Pada Tulisan Dituding Cawe-cawe Politik, Jokowi: Kalau Ada Riak-riak yang Membahayakan Masa Saya Diam ini kami ada sebagian pembahasan yang akan kalian baca disini, dan juga mempunyai sebagian sistem penjelasan lain yang bakal membikin kalian terkaget memperhatikan atau membacanya. Jika anda senang dengan berita ini, maka bagikan dengan orang terdekat atau di media sosial kesayangan anda.
Rakyatnesia.com – Presiden Joko Widodo (Jokowi) memberi penjelasan terkait maksud cawe-cawe yang belakangan ini menjadi perdebatan publik. Ia menegaskan, maksud cawe-cawe itu dalam rangka memastikan situasi nasional yang tetap kondusif menjelang Pemilu 2024.
Menurut Jokowi, sudah menjadi kewajiban moral dan tanggung jawabnya sebagai presiden untuk memastikan transisi kepemimpinan 2024 berjalan dengan baik dan damai. Sehingga visi kepemimpinan nasional serentak bisa dijalankan.
“Saya sampaikan bahwa menjadi kewajiban moral, menjadi tanggung jawab moral saya sebagai presiden dalam masa transisi kepemimpinan nasional di 2024, agar harus menjaga agar visi kepemimpinan nasional serentak, bisa berjalan dengan baik tanpa ada riak-riak yang membahayakan negara dan bangsa,” kata Jokowi di Sekolah Partai PDIP, Lenteng Agung, Jakarta Selatan, Selasa (6/6).
Kepala negara ingin memastikan Pilpres 2024 ini berjalan baik.
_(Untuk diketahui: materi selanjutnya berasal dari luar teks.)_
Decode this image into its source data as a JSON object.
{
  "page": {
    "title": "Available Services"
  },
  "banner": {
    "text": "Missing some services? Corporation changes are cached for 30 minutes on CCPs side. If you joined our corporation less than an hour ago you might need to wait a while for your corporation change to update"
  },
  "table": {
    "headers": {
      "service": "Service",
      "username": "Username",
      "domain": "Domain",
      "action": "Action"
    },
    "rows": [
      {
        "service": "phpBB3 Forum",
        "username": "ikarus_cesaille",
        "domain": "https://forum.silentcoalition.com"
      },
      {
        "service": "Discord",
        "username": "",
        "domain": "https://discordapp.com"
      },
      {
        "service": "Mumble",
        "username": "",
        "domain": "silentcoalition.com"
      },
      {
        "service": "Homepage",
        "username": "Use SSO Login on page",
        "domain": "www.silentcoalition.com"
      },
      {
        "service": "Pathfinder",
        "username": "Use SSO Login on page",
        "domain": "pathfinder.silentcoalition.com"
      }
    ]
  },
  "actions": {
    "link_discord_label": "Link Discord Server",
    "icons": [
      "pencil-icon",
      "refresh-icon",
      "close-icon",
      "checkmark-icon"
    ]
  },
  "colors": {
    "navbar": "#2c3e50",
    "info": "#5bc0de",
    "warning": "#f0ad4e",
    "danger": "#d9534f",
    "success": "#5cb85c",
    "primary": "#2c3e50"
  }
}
Ia tak ingin ada hal yang membahayakan negara dan bangsa.
“Pilpres bisa berjalan dengan baik tanpa ada riak yang membahayakan negara dan bangsa,” tegas Jokowi.
Jokowi menegaskan, dirinya tak akan tinggal diam jika bangsa dan negara tidak kondusif, terlebih jelang pesta demokrasi 2024.
“Masa (kalau ada) riak-riak yang membahayakan bagi negara dan bangsa, terus saya disuruh diam? Ya Enggaklah,” ucap Jokowi.
Tudingan atas cawe-cawe politik yang dilakukan Jokowi sebelumnya disampaikan mantan Wakil Menteri Hukum dan HAM (Wamenkumham) Denny Indrayana. Ia mengutarakan, seharusnya Presiden Jokowi tak berpihak dalam Pilpres 2024.
“Akhirnya, Presiden Jokowi terus terang mengakui. Beliau cawe-cawe, tidak akan netral, dalam Pilpres 2024,” ungkap Denny dalam keterangannya, Rabu (31/5).
Denny menyatakan, pesta demokrasi 2024 harus dibiarkan berjalan adil untuk semua kesebelasan. Ia tak menginginkan, Presiden Jokowi yang diibaratkan wasit mendukung tim Ganjar Pranowo atau Prabowo Subianto, sambil berusaha mendiskualifikasi tim Anies Baswedan.
Sebab, sikap Jokowi yang tidak netral berpotensi
melanggar amanat konstitusi untuk menjaga pemilu yang jujur dan adil. Menurutnya, cawe-cawe Presiden Jokowi yang nyata adalah saat membiarkan Kepala Staf Kepresidenan Moeldoko mencopet Partai Demokrat.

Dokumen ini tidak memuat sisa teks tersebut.